Domingo 30 - B 2024
El protagonista del evangelio de este domingo es “un mendigo ciego, sentado junto al camino”. La pobreza del mendigo que vive de lo que le dan; la enfermedad que le impide ver y que le limita extraordinariamente todas sus posibilidades; la exclusión de la ciudad: está fuera de ella, en el camino. Pobreza, enfermedad, exclusión: todo en la misma persona. No dice el evangelio, como sí hace en otras ocasiones, la edad del ciego o los años que llevaba postrado en la misma situación.
Muchas personas pasaban por el camino. Algunas le dejarían alguna moneda; la mayoría pasaría indiferente. Algunos incluso le juzgaban: “algo habrá hecho”, “por algo está así”: habrá pecado él o sus padres.

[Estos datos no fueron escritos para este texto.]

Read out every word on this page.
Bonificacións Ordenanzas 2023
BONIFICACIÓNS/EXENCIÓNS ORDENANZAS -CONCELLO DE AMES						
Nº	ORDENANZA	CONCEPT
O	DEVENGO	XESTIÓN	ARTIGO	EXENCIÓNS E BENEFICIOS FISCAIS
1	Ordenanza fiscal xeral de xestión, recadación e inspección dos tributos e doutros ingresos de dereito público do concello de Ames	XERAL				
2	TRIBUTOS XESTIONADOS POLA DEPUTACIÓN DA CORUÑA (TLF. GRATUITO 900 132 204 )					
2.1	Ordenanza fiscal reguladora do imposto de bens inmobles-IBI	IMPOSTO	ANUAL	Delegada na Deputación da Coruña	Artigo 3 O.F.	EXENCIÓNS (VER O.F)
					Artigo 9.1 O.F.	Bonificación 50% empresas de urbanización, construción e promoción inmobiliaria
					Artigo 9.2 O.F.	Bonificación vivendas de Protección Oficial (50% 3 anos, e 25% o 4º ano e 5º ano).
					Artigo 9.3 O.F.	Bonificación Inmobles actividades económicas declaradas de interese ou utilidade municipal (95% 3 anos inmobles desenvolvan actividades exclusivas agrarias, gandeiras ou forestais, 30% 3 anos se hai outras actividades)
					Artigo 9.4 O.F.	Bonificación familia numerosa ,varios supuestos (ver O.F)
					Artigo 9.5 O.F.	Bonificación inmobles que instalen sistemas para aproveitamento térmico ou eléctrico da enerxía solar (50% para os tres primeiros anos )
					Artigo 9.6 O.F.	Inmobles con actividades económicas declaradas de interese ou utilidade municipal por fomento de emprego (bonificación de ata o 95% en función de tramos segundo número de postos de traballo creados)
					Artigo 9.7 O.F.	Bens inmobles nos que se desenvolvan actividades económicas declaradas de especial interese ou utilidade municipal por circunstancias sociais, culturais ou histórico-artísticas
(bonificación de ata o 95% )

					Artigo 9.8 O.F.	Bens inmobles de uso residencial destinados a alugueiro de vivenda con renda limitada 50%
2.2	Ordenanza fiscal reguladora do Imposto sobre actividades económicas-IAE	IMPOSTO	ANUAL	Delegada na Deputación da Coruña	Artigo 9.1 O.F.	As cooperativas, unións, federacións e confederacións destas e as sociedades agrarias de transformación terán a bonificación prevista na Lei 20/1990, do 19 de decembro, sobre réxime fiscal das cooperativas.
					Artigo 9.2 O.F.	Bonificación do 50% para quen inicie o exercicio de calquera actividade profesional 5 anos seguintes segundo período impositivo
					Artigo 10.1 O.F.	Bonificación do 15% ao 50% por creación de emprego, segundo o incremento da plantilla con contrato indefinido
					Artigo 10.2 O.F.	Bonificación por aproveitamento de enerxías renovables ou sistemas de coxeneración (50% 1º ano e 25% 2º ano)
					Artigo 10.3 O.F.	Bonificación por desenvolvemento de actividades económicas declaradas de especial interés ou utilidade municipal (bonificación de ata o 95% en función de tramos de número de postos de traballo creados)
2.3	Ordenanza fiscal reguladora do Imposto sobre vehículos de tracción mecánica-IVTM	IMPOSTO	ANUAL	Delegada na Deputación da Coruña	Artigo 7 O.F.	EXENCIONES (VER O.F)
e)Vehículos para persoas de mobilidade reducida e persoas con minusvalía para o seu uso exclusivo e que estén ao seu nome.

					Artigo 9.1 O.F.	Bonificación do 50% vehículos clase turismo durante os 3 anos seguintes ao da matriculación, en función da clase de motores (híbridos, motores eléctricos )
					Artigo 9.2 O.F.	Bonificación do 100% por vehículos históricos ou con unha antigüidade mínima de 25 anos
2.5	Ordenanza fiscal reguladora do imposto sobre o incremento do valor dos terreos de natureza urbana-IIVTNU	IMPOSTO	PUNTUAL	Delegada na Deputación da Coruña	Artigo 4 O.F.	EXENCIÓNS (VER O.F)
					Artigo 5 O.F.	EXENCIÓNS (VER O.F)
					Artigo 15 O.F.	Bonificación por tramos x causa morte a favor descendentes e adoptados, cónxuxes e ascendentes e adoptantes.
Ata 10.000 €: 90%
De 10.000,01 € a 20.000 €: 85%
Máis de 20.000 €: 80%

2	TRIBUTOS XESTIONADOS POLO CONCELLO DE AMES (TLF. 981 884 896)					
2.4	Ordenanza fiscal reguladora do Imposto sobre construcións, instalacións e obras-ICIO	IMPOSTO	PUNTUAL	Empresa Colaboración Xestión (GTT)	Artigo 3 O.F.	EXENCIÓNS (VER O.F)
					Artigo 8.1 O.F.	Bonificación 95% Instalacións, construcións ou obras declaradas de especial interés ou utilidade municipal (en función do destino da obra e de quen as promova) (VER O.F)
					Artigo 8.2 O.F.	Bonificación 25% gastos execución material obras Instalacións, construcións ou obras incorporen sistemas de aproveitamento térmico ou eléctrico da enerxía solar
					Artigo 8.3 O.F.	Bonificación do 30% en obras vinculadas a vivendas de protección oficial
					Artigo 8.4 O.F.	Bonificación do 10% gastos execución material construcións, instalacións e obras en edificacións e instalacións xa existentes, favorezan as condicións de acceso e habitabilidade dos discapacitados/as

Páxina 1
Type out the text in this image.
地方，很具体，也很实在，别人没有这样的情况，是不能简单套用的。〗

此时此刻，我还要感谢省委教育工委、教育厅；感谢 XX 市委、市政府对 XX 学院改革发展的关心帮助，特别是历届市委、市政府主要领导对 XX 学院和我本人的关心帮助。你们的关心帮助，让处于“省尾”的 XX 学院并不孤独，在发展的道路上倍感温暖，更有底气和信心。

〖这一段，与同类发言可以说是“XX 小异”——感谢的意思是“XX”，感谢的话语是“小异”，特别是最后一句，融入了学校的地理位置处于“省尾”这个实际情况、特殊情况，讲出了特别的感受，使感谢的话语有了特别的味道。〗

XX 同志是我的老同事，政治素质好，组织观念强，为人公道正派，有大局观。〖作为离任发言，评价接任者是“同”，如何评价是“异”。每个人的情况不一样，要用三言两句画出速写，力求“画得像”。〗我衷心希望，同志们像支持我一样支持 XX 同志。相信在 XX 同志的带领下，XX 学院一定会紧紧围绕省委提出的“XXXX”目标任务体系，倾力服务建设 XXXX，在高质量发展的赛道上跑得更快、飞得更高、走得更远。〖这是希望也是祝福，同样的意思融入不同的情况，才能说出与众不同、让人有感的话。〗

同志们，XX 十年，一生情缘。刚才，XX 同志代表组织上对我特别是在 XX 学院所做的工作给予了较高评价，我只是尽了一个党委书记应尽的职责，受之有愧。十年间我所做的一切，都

Ese era el juicio social sobre los ciegos, incluso los discípulos de Jesús pensaban así, como nos cuenta el evangelista Juan hablando de otro ciego: “Sus discípulos le preguntaron: Rabbí, ¿quién pecó, él o sus padres, para que haya nacido ciego?” (Juan 9, 2). Así día tras día: sin esperanza, al borde del camino, dependiendo de la limosna que ni le saca de pobre, ni le cura, ni le da oportunidad de integrarse en la ciudad.
Pero ese día pasa algo distinto: no ve, pero se entera que pasa Jesús de Nazaret. Quizá el alboroto de la “gran muchedumbre” que acompañaba a Jesús. Los ciegos tienen muchas veces, como compensación natural, un oído fino. Algo habría oído antes de Jesús. Y se le abre un rayo de esperanza: pasa Alguien que le puede cambiar la vida. Y le pide “ten compasión de mí”. Le increpan para que se calle, pero él grita más fuerte. Es el grito de la necesidad y es el grito de la esperanza. Tan fuertes una como otra.
Y toma la opción decisiva: podía haberse rendido pensando “no me oirá”, “no me hará caso”, “pasará de largo”, “no le importo”. Podría haber caído en la tentación de la resignación o en la tentación del victimismo. Pero la esperanza en Jesús es más fuerte. Jesús le llama y hace entonces el gesto decisivo: “arrojando su manto, dio un brinco y vino ante Jesús”. Esperanza que se pone en movimiento: imagino que, a tientas, dando algún tumbo que otro, dejándose ayudar… pero en movimiento.
Ese personaje somos, de alguna manera, todos y cada uno de nosotros. Con nuestras miserias que tantas veces nos pesan y abruman y con nuestras cegueras que nos oscurecen el camino. Pensamos que no tienen solución, que no tenemos solución. Y nos equivocamos. Hay solución porque Jesús pasa por el camino de la vida todos los días. Y nos llama a la esperanza, a no dejarnos vencer ni por la resignación, ni por el conformismo, ni por el victimismo. Hay solución, pero, como el ciego, nos hemos de levantar, quitarnos el manto de nuestras resistencias y pesimismos, no hacer caso de los que nos dicen que no hay nada que hacer y gritar con todas nuestras fuerzas “Ten compasión de mí”.